You can earn your master’s degree in food science and human nutrition through the Department of Animal Science or Family and Consumer Sciences.
Applicants indicate the research experience they prefer and faculty member they are interested in working with. In this highly competitive graduate degree program, students gain direct experience with data collection, analysis, writing and publication through laboratory and classroom learning experiences. Program faculty are actively conducting research in the areas of eating behaviors, indigenous/traditional diets, micronutrient needs and deficiencies, food product development, sensory characteristics of food products, health and physical performance of active individuals, nutrition and disease, brain-reward pathway in animals, microbial diagnostics, rumen microbiome, nitrogen/protein metabolism, lipid analysis and alternative feed/forages.
A minimum of 30 credit hours of coursework at the 4000/5000 level is required. Only nine credit hours of 4000-level courses are allowed in this master’s program. The student may be required to complete more than the minimum credit hours to satisfy prerequisites or because the student’s committee determines additional coursework is required for the student to reach their professional objective.
Student may choose Plan A - Thesis or Plan B - Non-Thesis Project.
An oral defense of thesis or project is required.

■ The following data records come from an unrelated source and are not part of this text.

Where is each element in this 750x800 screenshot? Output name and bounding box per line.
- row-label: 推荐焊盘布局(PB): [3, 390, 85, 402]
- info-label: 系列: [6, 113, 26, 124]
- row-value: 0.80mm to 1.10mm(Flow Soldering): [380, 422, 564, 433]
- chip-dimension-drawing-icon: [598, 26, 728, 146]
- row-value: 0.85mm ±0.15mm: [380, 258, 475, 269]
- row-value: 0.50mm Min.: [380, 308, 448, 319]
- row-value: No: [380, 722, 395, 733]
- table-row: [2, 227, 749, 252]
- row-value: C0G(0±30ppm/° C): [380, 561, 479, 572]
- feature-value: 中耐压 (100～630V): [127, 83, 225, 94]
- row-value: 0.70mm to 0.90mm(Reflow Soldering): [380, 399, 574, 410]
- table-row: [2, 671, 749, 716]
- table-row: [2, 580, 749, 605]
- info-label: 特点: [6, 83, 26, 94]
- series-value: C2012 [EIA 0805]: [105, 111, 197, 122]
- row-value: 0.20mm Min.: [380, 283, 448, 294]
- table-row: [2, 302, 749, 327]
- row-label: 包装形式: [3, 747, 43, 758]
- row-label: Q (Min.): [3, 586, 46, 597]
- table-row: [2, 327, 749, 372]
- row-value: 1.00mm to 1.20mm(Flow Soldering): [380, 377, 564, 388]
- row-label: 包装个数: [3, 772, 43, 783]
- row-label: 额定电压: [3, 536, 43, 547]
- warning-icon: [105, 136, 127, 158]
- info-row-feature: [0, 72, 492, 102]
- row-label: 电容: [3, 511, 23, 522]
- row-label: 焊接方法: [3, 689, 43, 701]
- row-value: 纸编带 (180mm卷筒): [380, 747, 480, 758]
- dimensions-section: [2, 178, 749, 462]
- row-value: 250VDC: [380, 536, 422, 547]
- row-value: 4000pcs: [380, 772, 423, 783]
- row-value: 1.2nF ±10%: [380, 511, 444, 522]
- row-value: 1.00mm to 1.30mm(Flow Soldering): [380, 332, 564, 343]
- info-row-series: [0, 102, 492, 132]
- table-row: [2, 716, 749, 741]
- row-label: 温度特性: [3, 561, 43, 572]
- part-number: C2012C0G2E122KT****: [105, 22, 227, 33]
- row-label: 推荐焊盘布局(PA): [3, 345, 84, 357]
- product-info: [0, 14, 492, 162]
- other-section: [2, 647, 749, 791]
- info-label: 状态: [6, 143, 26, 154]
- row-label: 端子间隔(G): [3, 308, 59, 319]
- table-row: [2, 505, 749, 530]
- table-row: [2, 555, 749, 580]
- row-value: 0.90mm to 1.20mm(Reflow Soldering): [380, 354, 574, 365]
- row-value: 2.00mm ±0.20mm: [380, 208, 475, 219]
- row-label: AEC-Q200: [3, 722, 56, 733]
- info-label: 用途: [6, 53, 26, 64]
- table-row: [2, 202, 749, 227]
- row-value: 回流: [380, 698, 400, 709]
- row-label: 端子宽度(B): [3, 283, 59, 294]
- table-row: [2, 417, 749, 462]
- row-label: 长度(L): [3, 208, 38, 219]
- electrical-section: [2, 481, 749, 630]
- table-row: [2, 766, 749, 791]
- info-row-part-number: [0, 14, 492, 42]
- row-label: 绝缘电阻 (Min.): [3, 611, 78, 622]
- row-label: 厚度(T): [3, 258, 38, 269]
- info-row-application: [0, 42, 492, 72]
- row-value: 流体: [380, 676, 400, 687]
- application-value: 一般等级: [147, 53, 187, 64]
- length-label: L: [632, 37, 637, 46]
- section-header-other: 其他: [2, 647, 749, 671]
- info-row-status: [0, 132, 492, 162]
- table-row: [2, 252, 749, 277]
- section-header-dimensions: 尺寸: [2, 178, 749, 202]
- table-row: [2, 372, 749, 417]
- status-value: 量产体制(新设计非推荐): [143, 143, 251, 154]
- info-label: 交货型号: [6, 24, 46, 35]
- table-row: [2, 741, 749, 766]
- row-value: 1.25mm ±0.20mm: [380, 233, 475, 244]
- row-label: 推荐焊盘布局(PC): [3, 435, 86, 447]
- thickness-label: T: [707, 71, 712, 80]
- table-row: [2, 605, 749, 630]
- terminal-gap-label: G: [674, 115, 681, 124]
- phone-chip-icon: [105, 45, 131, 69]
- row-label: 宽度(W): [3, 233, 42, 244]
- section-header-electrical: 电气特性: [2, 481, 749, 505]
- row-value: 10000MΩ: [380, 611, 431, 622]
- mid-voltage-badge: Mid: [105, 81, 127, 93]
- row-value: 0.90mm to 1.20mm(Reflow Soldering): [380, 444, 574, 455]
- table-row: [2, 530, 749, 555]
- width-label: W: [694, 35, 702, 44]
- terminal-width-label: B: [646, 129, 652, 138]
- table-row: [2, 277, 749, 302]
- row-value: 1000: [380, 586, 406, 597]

Student must complete the following (approved by graduate committee):
18 credit hours of courses from food and nutritional sciences, biological, natural and social sciences
6 credit hours of supporting research courses
2 credit hours of graduate research seminars
4 credit hours of FCSC 5960 Thesis Research
The student is responsible for meeting all deadlines, submitting all required forms, and for fulfilling all requirements for the degree.
The following are recommended for students applying to the program:
- One semester of organic chemistry
- Human or animal nutrition, anatomy and physiology
- Introductory statistics
Application and Admission Requirements
Admission to this graduate program and selection for department-funded assistantships is highly competitive. Faculty review the applications for their program area. Priority consideration is given to applicants who meet or exceed admission requirements and possess research interests that parallel those of the faculty. We do not offer conditional admission.
The application must include the following:
- A bachelor’s degree from an accredited institution with a grade point average of 3.0 or higher (on a 4.0 scale). Transcripts from all institutions attended must be submitted.
- Graduate Record Exam (GRE) score. In the past, successful applicants have typically had scores at or above the 50th percentile on two of the three subtests (verbal, quantitative, and analytical writing). Official scores must be submitted.
- Letters of recommendation – Applicants must submit names and contact information for at least 3 people who will provide letters of recommendation and evaluation of the applicant’s preparedness and/or qualifications for the desired graduate degree program.
- A statement of purpose (letter of intent) that includes applicant’s preparation for the desired degree, research interests, future goals related to the program of interest, and if they wish to be considered for a graduate assistantship.
- A current professional resume or curriculum vitae.
- For international students, a minimum TOEFL score of 540 (76 iBT), IELTS score of 6.5, or Duolingo score of 105 average of the Conversation and Production sections. Official scores must be submitted.
- International students must also provide evidence of adequate financial resources.
To ensure full review for fall semester admission, applications must be received no later than March 1. Notification of application decisions will be made by May 1. Applications received at other times of year will be reviewed only if space in the desired program area is available.
Final approval of program entry for an international graduate student receiving an assistantship is contingent upon demonstrated English language oral proficiency.
Financial support is never guaranteed.
Graduate assistantships are awarded after applicants are selected for program entry.
Graduate assistantships require teaching and/or research. Students awarded an assistantship involving any type of teaching responsibility including labs, lectures, paper grading and interpretation to students are required to successfully complete the mandatory Graduate Teaching and Learning Symposium prior to assuming their duties. The department will define teaching responsibilities prior to the student attending the teaching symposium.
A full-time assistantship provides a stipend, health insurance, and a tuition/fee reduction.
- The stipend is payable in installments over an academic year (September through May).
- Health insurance will be paid for the calendar year. Student medical insurance is mandatory for international students.
- The tuition/fee reduction will cover up to 9 graduate credit hours of tuition per semester and most mandatory fees. Some incidental fees are the responsibility of the student. Anyone receiving a full-time graduate assistantship must be registered as a full-time student in 9 credit hours per semester.
- If a student is awarded less than a full-time assistantship, the stipend, and tuition and fee reduction will be adjusted to the percentage rate of the assistantship.
- Graduate students who receive a full assistantship are required to work an average of 20 hours per week for the stipend.
Renewal of a graduate assistantship is contingent on acceptable progress towards degree completion and maintenance of a grade point average of 3.0 or above.
Financial support is not given for more than two academic years.